ZenoRadio has acquired AudioNow, with the new joint entity rebranding as Zeno Media. The deal will expand the new company’s broadcasting services, including Call-to-listen, mobile app development, and streaming. ZenoRadio specializes in helping niche and diaspora communities to stay connected. Members of AudioNow’s sales, operations, and app development teams will be joining Zeno Media, and the deal has doubled the new business’ listener and client base. The combined Zeno Media serves 2 billion monthly listening minutes in more than 100 languages and reaching 150 countries.

Morris Berger, CEO of Zeno Media, spoke with RAIN News by email about the acquisition and what sets its Call-to-listen business apart in the broadcast industry.

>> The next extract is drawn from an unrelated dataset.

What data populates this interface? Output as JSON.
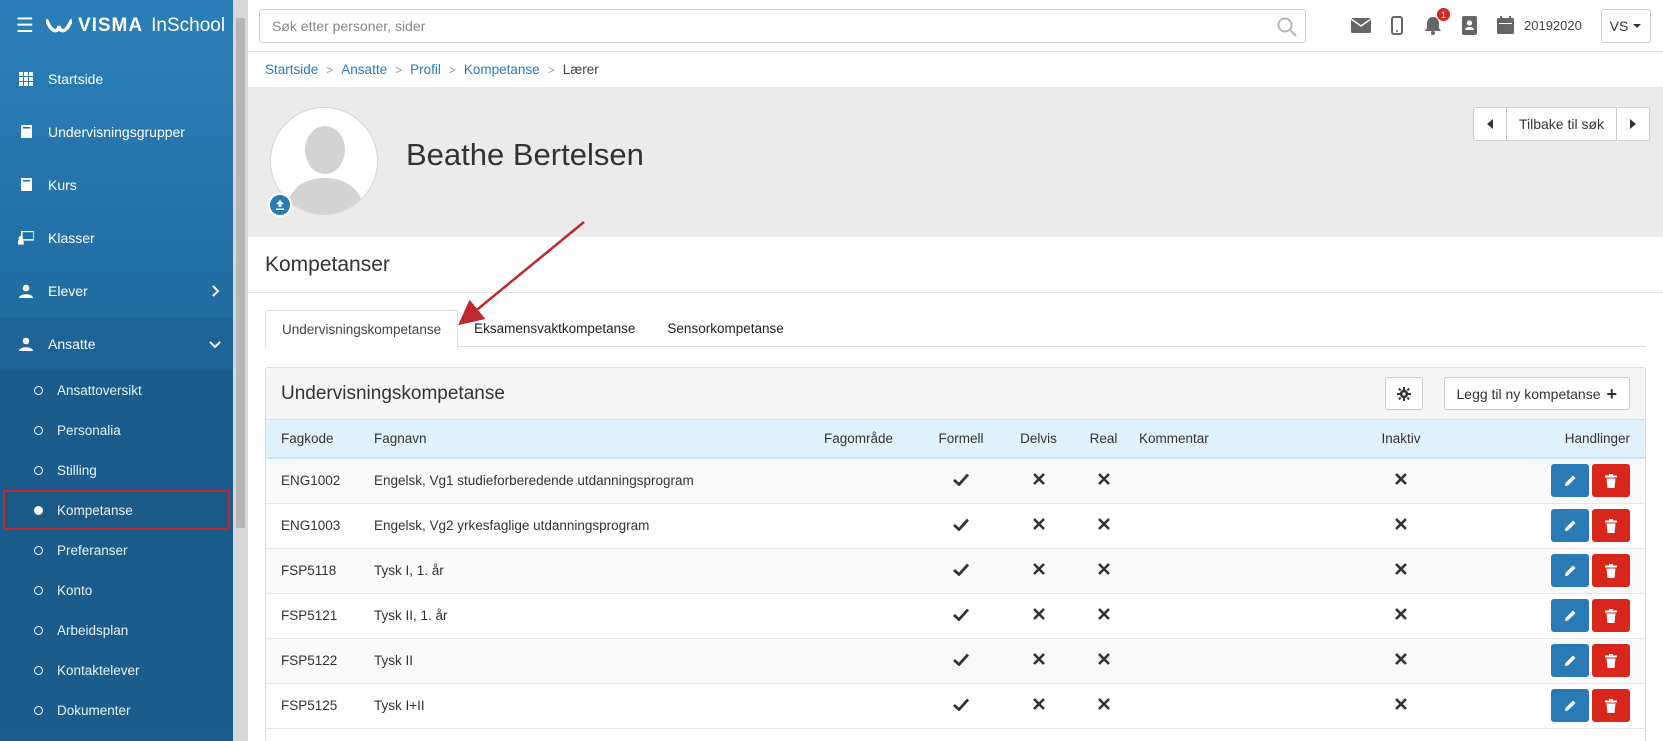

“Call-to-listen uses dial-in minutes, similar to a conference call, with no additional charge,” Berger explained. “The service does not even require a smartphone, data plan or an internet connection, which benefits geographically diverse audiences.” It also means that as people travel around the world, they can stay connected to their home communities, even ones that are remote or only have a small broadcasting range.

This feature is a core part of the Zeno Media operation. “The vast majority of our 7,000 broadcast clients are using Call-to-Listen. In addition, these smaller broadcasters are also generating revenue for the time people spend listening to hometown stations via phone,” Berger said.

Berger added that the company expects to make a big product announcement in the podcasting space in the coming months. Zeno Media also has a vision for additional revenue streams as it continues to grow its user base.

“Zeno Media has worldwide exclusive rights content for more than 175 broadcasters on the platform,” said Berger. “Licensing the rights of content gives smaller broadcasters the upfront money needed to run their business and continue to innovate and compete. Zeno Media uses these licenses to protect content from piracy and preserve content that had not been saved in the past. As we onboard more broadcasters into the world of streaming and mobile apps, we will be able to further monetize listeners through advertising and subscription sales.”

Anna Washenko

One Comment

  1. Ha! We developed our own “Call-to-listen” back in the early 2000s – we worked with a CLEC and had some custom Asterisk PBX scripts. You called a number, and chose one of the 7 or 8 channels we had at the time, and you got to listen. The Asterisk was even remote; it just made a stream connection when needed. The audio quality was kind of pointless for music, which is why we stopped it a few years later. It was a fun gimmick at the time when there was no other way to get radio on your phone.

    I could see it being a decent and cheap solution for talk programming though.